Malawi and Madagascar started with a mortality baseline even more abysmal than South Africa's. Eight percent of South Africa's gross domestic product is spent on health, but about five percent of that is spent by the private sector; 60 percent of the remaining roughly three percent that goes to the public sector is spent on personnel, Sanders told IRIN.
HIV was a major cause of death in South Africa, accounting for between 35 and 40 percent children younger than five, but other diseases such as diarrhoea also chalked up heavy casualties.
Sanders and his co-authors cited recent analyses implicating South Africa's high HIV prevalence of about 18 percent in its poor health performance, and mother-to-child transmission in high morbidity and mortality among infants and young children.
There are lessons that Malawi, with an HIV prevalence of 14 percent, extreme shortages of paediatricians, doctors and midwives, can offer South Africa and other countries, said Sanders.
It has focused on improving community-based health services and recruiting health surveillance assistants to administer antiretroviral drugs, supervise the directly observed treatment short course (DOTS) for TB, and contribute to maternal, newborn and child healthcare, which includes paying postnatal visits, an often critical service.

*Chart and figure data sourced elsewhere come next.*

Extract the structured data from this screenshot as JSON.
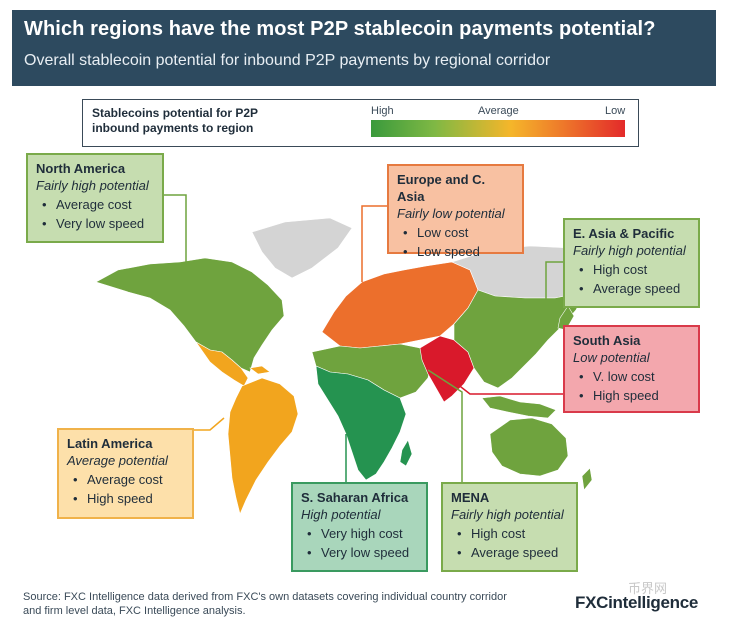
{
  "header": {
    "title": "Which regions have the most P2P stablecoin payments potential?",
    "subtitle": "Overall stablecoin potential for inbound P2P payments by regional corridor"
  },
  "legend": {
    "text_line1": "Stablecoins potential for P2P",
    "text_line2": "inbound payments to region",
    "high": "High",
    "average": "Average",
    "low": "Low",
    "colors": [
      "#3a9a3c",
      "#7fb844",
      "#f5b62a",
      "#ee7a2a",
      "#e32a2a"
    ]
  },
  "regions": {
    "north_america": {
      "name": "North America",
      "potential": "Fairly high potential",
      "bullets": [
        "Average cost",
        "Very low speed"
      ],
      "color": "#6fa33e"
    },
    "europe": {
      "name": "Europe and C. Asia",
      "potential": "Fairly low potential",
      "bullets": [
        "Low cost",
        "Low speed"
      ],
      "color": "#ec6f2c"
    },
    "east_asia": {
      "name": "E. Asia & Pacific",
      "potential": "Fairly high potential",
      "bullets": [
        "High cost",
        "Average speed"
      ],
      "color": "#6fa33e"
    },
    "south_asia": {
      "name": "South Asia",
      "potential": "Low potential",
      "bullets": [
        "V. low cost",
        "High speed"
      ],
      "color": "#d9192b"
    },
    "latin_america": {
      "name": "Latin America",
      "potential": "Average potential",
      "bullets": [
        "Average cost",
        "High speed"
      ],
      "color": "#f2a51e"
    },
    "ss_africa": {
      "name": "S. Saharan Africa",
      "potential": "High potential",
      "bullets": [
        "Very high cost",
        "Very low speed"
      ],
      "color": "#259350"
    },
    "mena": {
      "name": "MENA",
      "potential": "Fairly high potential",
      "bullets": [
        "High cost",
        "Average speed"
      ],
      "color": "#6fa33e"
    }
  },
  "source_line1": "Source: FXC Intelligence data derived from FXC's own datasets covering individual country corridor",
  "source_line2": "and firm level data, FXC Intelligence analysis.",
  "logo": "FXCintelligence",
  "watermark": "币界网"
}
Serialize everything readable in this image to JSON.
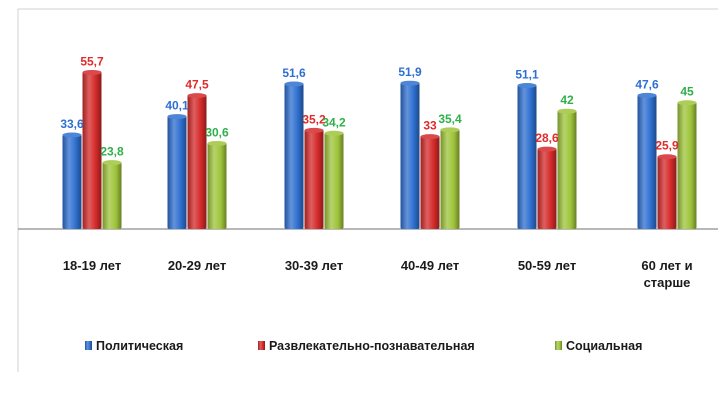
{
  "chart_data": {
    "type": "bar",
    "categories": [
      "18-19 лет",
      "20-29 лет",
      "30-39 лет",
      "40-49 лет",
      "50-59 лет",
      "60 лет и старше"
    ],
    "series": [
      {
        "name": "Политическая",
        "values": [
          33.6,
          40.1,
          51.6,
          51.9,
          51.1,
          47.6
        ],
        "labels": [
          "33,6",
          "40,1",
          "51,6",
          "51,9",
          "51,1",
          "47,6"
        ],
        "color": "#2e6fd0",
        "label_color": "#2e6fd0"
      },
      {
        "name": "Развлекательно-познавательная",
        "values": [
          55.7,
          47.5,
          35.2,
          33,
          28.6,
          25.9
        ],
        "labels": [
          "55,7",
          "47,5",
          "35,2",
          "33",
          "28,6",
          "25,9"
        ],
        "color": "#d42a2a",
        "label_color": "#e02b2b"
      },
      {
        "name": "Социальная",
        "values": [
          23.8,
          30.6,
          34.2,
          35.4,
          42,
          45
        ],
        "labels": [
          "23,8",
          "30,6",
          "34,2",
          "35,4",
          "42",
          "45"
        ],
        "color": "#9ec43a",
        "label_color": "#2fb04a"
      }
    ],
    "ylim": [
      0,
      70
    ],
    "grid": false,
    "legend_position": "bottom",
    "title": "",
    "xlabel": "",
    "ylabel": ""
  }
}
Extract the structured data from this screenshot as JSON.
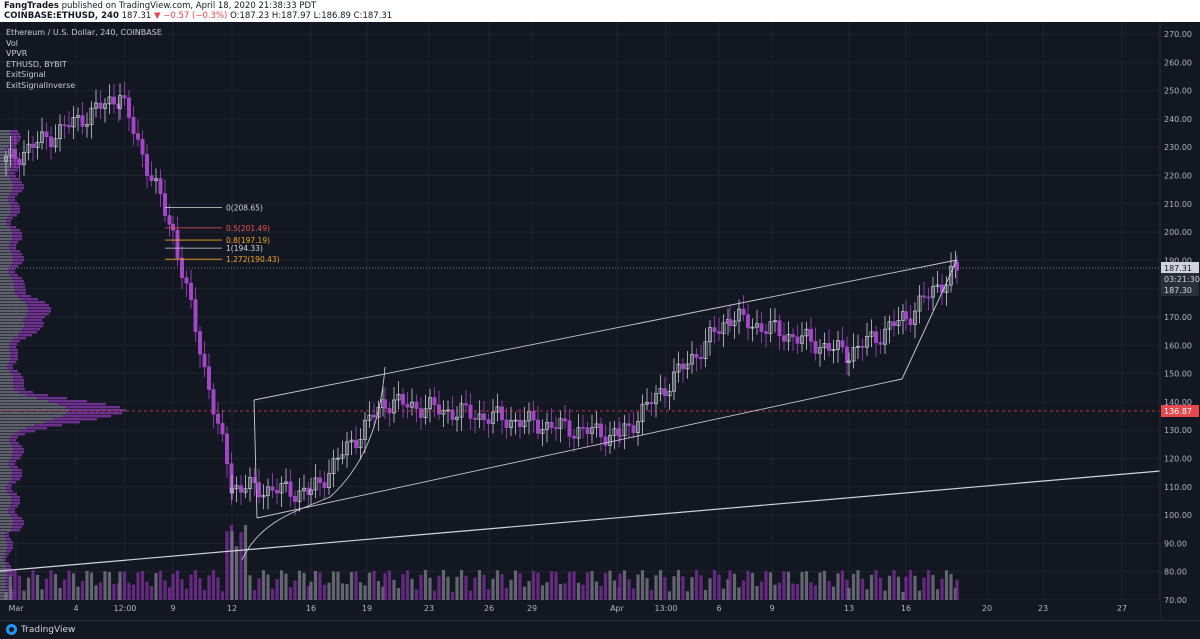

Malawi has also prioritized spending on nutrition - a sector run by the Malawian president himself - as a key preventive action to ensure that children's and women's immune systems are not compromised.
The South African government should ensure that quality foods like vegetables, fruits and good animal protein sources were cheaper than foods with poor nutritional value, said Sanders.
In another article Michael Hendricks of UCT and Lesley Bourne of the Medical Research Council said 80 percent of households could not afford an average nutritionally adequate food basket.
"But this calls for addressing broader issues, such alleviating poverty and ensuring people have access to good living environments, with water and well ventilated homes," said Sanders.
In 2008, 64 percent of children lived in poor households, said Hendricks and Bourne, who called for a multi-sectoral approach to tackling malnutrition by using several ministries, such as health, education, agriculture and social development.